Images taken by the orbiting Chandra X-ray Observatory show galaxy 3C295 with three glowing knots of X-rays, one at its center and two more at its fringes.
Astronomers believe these knots formed in reaction to having vast quantities of gas from a surrounding hot cloud dumped on the galaxy over the ages.
A statement from the Chandra scientists at the Harvard-Smithsonian Center for Astrophysics in Cambridge, Mass. called the reaction "cosmic payback."
Astronomers have known that 3C295 was shaken by a monster explosion about a million years ago, but now Chandra's observations indicate that the explosion is related to an extraordinary amount of matter being sucked into a massive black hole at the heart of the galaxy.
"In much the same way that a torrent of water pouring down a drain can produce a back pressure if the flow is more than the drain can handle, the enormous energy released by too much matter flowing into a black hole could trigger an explosion," the scientists said in the statement.

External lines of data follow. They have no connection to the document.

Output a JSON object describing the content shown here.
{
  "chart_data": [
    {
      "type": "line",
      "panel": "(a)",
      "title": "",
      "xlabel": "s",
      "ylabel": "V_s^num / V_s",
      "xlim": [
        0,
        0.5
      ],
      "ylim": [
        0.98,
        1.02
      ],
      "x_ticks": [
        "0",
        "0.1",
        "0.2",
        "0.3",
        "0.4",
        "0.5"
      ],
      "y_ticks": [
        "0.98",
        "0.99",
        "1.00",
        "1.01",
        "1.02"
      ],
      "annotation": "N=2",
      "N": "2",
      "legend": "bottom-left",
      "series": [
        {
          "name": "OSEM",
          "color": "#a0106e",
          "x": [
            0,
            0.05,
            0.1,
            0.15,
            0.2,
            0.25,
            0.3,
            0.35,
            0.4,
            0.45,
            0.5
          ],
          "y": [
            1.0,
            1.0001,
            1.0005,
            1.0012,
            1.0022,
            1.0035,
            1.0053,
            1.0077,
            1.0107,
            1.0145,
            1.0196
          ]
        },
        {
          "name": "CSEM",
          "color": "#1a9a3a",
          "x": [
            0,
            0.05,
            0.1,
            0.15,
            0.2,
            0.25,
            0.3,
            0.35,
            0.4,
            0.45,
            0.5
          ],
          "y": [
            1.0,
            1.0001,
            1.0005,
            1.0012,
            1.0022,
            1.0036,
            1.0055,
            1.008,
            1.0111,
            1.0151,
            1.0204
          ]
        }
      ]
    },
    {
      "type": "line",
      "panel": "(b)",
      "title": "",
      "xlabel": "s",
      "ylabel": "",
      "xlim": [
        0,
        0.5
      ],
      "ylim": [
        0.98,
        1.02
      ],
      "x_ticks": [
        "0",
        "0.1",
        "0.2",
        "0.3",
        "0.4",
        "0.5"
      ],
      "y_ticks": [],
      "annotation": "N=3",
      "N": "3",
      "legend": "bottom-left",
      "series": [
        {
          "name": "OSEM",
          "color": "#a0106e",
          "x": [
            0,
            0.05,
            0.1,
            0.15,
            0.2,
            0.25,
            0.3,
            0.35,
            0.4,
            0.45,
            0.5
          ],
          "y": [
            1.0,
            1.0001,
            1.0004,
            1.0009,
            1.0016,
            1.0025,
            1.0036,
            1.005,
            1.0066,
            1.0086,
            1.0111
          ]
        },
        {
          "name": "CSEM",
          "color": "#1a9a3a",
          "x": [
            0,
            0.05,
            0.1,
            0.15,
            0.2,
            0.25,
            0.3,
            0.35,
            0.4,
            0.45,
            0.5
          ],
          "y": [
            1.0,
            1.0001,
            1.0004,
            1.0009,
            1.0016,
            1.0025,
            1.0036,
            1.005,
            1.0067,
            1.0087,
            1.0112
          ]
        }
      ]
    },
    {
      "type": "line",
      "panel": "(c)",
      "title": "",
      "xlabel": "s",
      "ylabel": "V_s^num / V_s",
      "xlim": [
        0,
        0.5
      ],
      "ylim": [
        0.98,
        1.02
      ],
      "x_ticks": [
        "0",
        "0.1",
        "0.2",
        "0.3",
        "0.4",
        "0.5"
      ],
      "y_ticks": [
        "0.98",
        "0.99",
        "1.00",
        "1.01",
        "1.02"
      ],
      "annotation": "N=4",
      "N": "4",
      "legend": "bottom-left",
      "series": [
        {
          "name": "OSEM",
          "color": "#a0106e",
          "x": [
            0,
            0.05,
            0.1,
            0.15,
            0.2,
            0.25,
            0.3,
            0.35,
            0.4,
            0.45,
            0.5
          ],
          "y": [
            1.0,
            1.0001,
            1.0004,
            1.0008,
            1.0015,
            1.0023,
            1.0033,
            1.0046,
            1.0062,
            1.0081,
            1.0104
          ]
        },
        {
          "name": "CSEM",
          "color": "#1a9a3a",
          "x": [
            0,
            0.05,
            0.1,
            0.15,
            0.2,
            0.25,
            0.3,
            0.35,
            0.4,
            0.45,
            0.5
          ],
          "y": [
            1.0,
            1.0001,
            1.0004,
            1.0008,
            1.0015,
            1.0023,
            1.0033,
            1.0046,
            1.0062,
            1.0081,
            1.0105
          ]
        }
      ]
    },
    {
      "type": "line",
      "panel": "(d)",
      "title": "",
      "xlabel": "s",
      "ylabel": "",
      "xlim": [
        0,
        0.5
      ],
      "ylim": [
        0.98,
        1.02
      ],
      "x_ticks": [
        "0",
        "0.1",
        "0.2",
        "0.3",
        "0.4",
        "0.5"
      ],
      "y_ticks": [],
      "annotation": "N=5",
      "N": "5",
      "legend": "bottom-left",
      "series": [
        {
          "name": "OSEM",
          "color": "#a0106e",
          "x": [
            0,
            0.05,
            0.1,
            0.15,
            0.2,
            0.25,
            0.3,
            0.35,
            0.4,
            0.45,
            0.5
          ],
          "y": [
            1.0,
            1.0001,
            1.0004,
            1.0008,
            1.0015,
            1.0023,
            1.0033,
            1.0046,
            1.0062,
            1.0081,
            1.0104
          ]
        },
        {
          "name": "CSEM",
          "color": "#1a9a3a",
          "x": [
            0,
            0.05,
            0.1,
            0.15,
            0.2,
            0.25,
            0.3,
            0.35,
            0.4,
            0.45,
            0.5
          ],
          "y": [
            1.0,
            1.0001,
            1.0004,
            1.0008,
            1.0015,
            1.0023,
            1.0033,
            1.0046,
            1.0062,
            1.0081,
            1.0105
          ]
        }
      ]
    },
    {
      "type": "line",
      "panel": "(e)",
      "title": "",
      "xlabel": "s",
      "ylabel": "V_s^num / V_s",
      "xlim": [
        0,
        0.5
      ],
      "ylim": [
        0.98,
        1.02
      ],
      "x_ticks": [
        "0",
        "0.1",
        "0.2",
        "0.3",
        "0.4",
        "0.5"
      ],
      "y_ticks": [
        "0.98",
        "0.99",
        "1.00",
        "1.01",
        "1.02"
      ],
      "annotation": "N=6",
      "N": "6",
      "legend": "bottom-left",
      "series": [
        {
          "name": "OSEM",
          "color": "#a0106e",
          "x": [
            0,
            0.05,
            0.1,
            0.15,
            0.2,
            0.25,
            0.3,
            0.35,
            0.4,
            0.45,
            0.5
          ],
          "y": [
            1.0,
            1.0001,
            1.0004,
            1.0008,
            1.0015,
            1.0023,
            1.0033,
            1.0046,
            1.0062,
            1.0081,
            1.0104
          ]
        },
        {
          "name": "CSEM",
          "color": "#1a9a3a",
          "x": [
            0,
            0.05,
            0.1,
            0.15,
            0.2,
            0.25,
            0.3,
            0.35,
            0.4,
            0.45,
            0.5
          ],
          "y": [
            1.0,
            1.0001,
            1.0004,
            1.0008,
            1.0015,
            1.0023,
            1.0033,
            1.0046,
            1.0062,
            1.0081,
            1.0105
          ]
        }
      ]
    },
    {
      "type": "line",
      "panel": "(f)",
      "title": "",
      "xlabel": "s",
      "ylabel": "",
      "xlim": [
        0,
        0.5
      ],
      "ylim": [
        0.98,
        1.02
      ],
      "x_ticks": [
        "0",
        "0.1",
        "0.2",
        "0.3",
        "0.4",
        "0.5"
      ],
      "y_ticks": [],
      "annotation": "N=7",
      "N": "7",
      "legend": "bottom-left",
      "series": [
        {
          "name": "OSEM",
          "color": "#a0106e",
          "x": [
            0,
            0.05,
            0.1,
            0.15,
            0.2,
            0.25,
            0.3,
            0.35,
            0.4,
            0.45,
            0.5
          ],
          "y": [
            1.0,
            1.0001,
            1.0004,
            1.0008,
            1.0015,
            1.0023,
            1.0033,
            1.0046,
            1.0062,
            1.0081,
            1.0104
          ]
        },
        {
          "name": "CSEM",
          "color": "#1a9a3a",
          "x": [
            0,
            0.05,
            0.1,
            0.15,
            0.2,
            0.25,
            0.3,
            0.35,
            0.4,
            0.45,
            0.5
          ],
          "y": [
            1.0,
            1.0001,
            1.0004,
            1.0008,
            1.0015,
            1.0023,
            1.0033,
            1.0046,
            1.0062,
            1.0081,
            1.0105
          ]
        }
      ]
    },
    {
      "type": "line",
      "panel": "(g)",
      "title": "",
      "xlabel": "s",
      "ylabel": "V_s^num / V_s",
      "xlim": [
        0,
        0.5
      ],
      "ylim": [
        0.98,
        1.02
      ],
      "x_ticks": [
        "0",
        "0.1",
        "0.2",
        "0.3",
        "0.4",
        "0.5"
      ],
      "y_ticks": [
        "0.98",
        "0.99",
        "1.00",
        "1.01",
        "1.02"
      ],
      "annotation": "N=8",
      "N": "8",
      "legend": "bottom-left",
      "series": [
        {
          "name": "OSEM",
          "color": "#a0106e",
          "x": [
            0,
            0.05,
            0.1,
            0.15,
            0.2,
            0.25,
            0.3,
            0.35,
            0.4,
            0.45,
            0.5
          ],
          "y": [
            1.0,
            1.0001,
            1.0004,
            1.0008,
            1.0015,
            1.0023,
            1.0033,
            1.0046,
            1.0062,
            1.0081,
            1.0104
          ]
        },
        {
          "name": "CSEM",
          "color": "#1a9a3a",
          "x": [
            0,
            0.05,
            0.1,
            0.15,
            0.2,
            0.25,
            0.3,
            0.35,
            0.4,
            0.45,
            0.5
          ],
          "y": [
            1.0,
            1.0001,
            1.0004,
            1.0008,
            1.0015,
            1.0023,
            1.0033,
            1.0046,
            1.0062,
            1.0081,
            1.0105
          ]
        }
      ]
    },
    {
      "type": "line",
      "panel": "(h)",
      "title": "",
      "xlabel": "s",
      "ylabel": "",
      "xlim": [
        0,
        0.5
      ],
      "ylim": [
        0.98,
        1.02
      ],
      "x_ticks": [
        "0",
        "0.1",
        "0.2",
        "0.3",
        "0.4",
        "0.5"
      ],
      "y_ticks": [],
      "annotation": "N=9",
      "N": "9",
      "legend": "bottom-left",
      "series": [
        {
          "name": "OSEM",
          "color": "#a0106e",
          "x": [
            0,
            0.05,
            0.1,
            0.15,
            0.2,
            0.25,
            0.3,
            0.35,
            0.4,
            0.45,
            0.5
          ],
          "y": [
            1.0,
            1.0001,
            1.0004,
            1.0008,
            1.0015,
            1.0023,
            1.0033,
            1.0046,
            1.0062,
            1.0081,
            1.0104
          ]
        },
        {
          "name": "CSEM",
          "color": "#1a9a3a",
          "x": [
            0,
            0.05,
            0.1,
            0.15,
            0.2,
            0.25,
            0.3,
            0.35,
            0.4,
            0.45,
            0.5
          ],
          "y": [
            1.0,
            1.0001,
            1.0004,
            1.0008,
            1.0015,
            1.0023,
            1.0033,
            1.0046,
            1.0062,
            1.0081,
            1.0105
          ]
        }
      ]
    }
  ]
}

"Great quantities of matter and energy would be hurled back into the surrounding gas cloud, in a powerful payback for aeons of being dumped on by a cosmic bully."
The central X-ray knot may mark the spot of the ancient explosion, the scientists said.
The total X-ray power in all the knots is three times greater than all the power produced by the Milky Way galaxy, which contains Earth.